Tarihimizle olan ilişkimizin kopması anlam ve değerimizi kaybetmemizden kaynaklanmaktadır.
Bir milletin tarihiyle irtibatını kuracaksanız ,o milletin anlam ve değer dünyasını tarihiyle yakınlaştırmalısınız. sosyal bilimlerin de aslında işi budur.

Biz sosyal bilimlerde insan yorumcu olarak nesnemize baktığımızda o nesneyi açıklamanın yanında anlamaya da çalışırız.
Açıklama;Açığa çıkartmadır. Neyi açığa çıkartırsın? Bilmek aslında “invisible” olan şemaların “visible” şemalara dönüştürmektir. Bu dönüşümü formüllerle ,denklemlerle görünür hale getiririz. Hafi olanı celi hale getiriyoruz ve bunu ya metamatikle yada geomterik modellerle yapıyoruz. Gizli olan değişkenleri modelliyoruz,dolayısıyla yasalıyoruz. Yasalayıcı açıklama.Bütün doğa bilme eylemi yasalayıcı açıklamadır.
Bilmek evrenin insancaya tercümesidir. Onu ancak biz o şekilde idrak edebiliriz. Makuiyetimize taşıyamadığımız hiç bir şeyi idrak edemeyiz.

Türkiyede ki dini yaşantının makuliyeti yoktur. Onun için irtibatımız çok zayıftır. Kelamımız yok. Şu Şu anda ki dini inancımız 150 yıl önceki babaannelerimizin dini inanclarının yüksek islam inancı haline getirilmiş halidir.

Sosyal bilimler de anlama yorumlayıcı anlamadır.
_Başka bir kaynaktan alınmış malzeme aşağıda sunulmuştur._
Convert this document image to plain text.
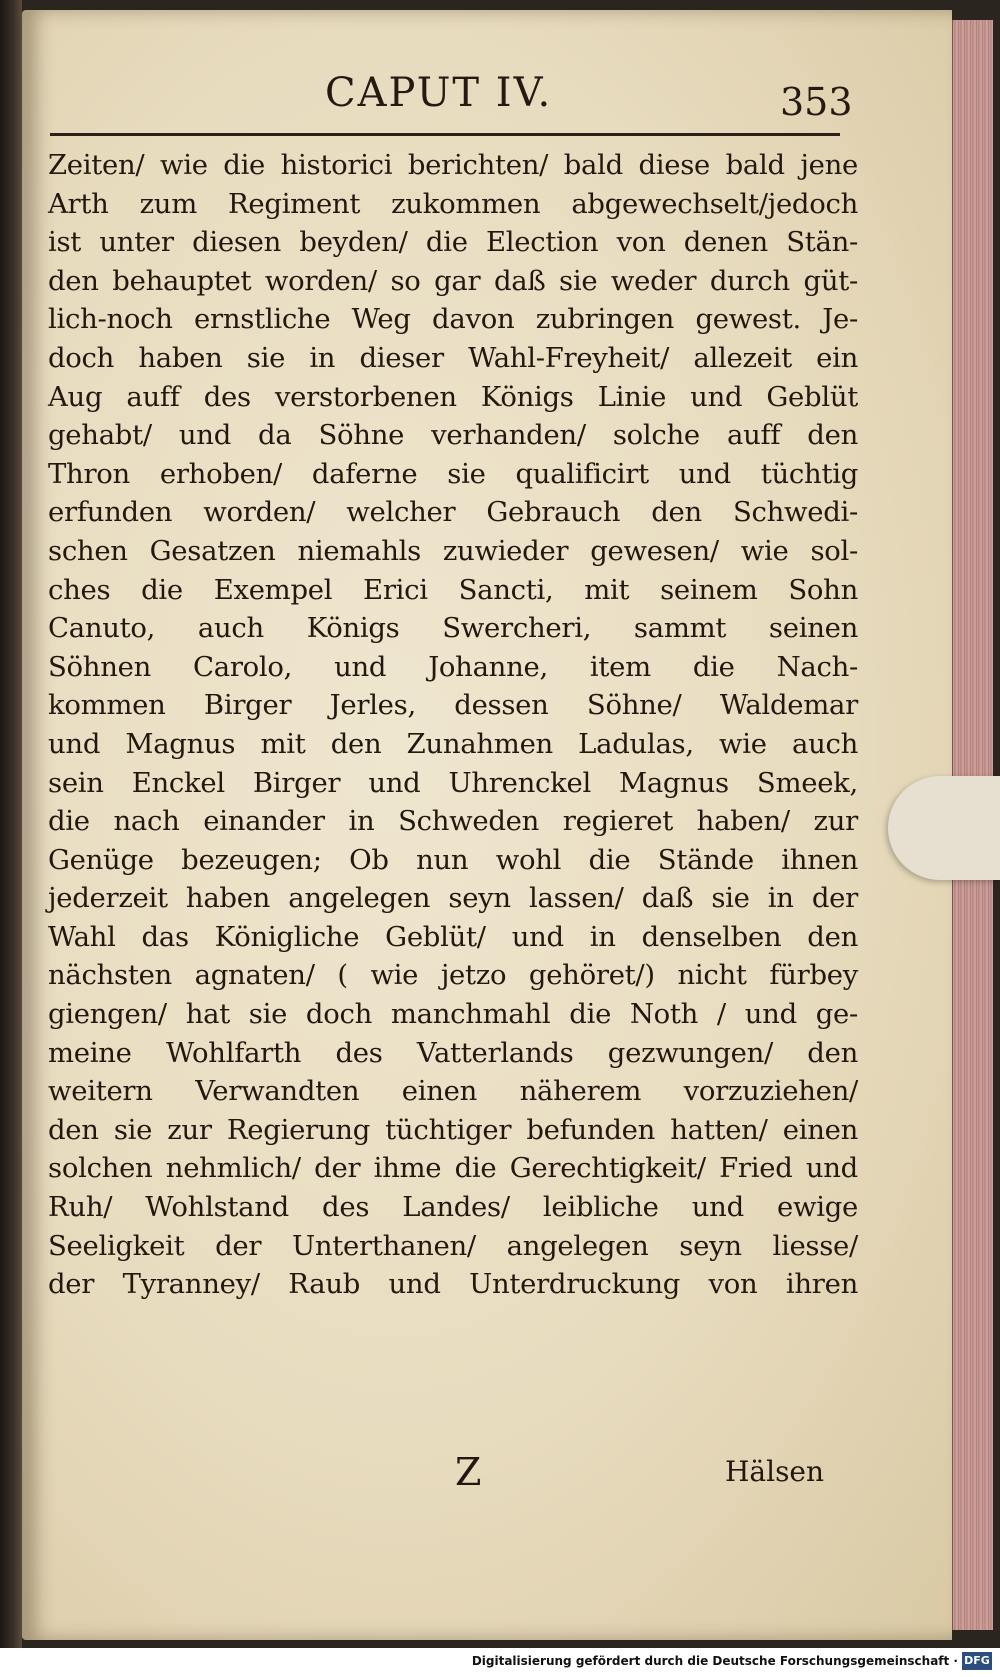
CAPUT IV.	353
Zeiten/ wie die historici berichten/ bald diese bald jene
Arth zum Regiment zukommen abgewechselt/jedoch
ist unter diesen beyden/ die Election von denen Stän-
den behauptet worden/ so gar daß sie weder durch güt-
lich-noch ernstliche Weg davon zubringen gewest. Je-
doch haben sie in dieser Wahl-Freyheit/ allezeit ein
Aug auff des verstorbenen Königs Linie und Geblüt
gehabt/ und da Söhne verhanden/ solche auff den
Thron erhoben/ daferne sie qualificirt und tüchtig
erfunden worden/ welcher Gebrauch den Schwedi-
schen Gesatzen niemahls zuwieder gewesen/ wie sol-
ches die Exempel Erici Sancti, mit seinem Sohn
Canuto, auch Königs Swercheri, sammt seinen
Söhnen Carolo, und Johanne, item die Nach-
kommen Birger Jerles, dessen Söhne/ Waldemar
und Magnus mit den Zunahmen Ladulas, wie auch
sein Enckel Birger und Uhrenckel Magnus Smeek,
die nach einander in Schweden regieret haben/ zur
Genüge bezeugen; Ob nun wohl die Stände ihnen
jederzeit haben angelegen seyn lassen/ daß sie in der
Wahl das Königliche Geblüt/ und in denselben den
nächsten agnaten/ ( wie jetzo gehöret/) nicht fürbey
giengen/ hat sie doch manchmahl die Noth / und ge-
meine Wohlfarth des Vatterlands gezwungen/ den
weitern Verwandten einen näherem vorzuziehen/
den sie zur Regierung tüchtiger befunden hatten/ einen
solchen nehmlich/ der ihme die Gerechtigkeit/ Fried und
Ruh/ Wohlstand des Landes/ leibliche und ewige
Seeligkeit der Unterthanen/ angelegen seyn liesse/
der Tyranney/ Raub und Unterdruckung von ihren
Z	Hälsen
Digitalisierung gefördert durch die Deutsche Forschungsgemeinschaft · DFG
Muhakkak anlamaya yorum eşlik eder. Sosyal bilimler de perspektif çok önemlidir. Perspektifi olmayan adam yaratıcı olamaz. Bütün büyük sosyal bilimler teorileri bir perspektifdir. Dolayısıyla sosyal bilimler perspektif bağımlıdır.
Tarihi önünde küçük düşmüş bir milletin başarı şansı yoktur. Massignon’un “bir milleti bir sefer yenmek istiyorsanız savaşın,sürekli yenmek istiyorsanız tarihin önünde küçük düşürün” sözü bu bağlamda önemlidir. Bizim millet olarak psikolojik ayar problemimiz vardır.

Fen bilimlerinde muhakkak bir teorik bakış vardır. Teori olmadan fen bilimi yapamazsınız. Önce hipoteziniz olacak,sonra onun deneyini yapıp,doğrulama/yanlışlamasını yapıp teori elde edeceksiniz. Bütün fen bilimlerinde teori bağımsız bir gerçeklik yoktur. Teori nesne yaratır. Teoriniz sağlamsa nesne üretir.
Doğa bilimlerinde ilişki tek yönlüdür. Ben ve doğa.Doğa bana balmaz. Doğa bildiğimiz kadarıyla bizi bilmeye çalışmaz. Sosyal bilimler çift yönlüdür. Biz sosyal bir teoriyi alıp toplumu dönüştürebiliriz. Biz onu belirleriz oda bizi belirler. Sosyal gerçeklik bir nevi canlıdır. Doğa bilimlerine ilişkin teoriler işe yaramadığında tarihsel olurlar. İyi bir matematikçi olmak için matematik tarihindeki teorileri bilmeye gerek yoktur.Sadece modern matematikte ki geçerli çağdaş bilgileri yeterlidir. Ama sosyal bilimler de iyi bir sosyal bilimci olmak için tüm teorileri bilmek gerekiyor.Çünkü o teoriler sosyal bilimin bir parçası haline gelmiştir. İstanbulun fethini yazacak birisi bu fetihle ilgili yazılmış tüm teorileri bilmek zorundadır.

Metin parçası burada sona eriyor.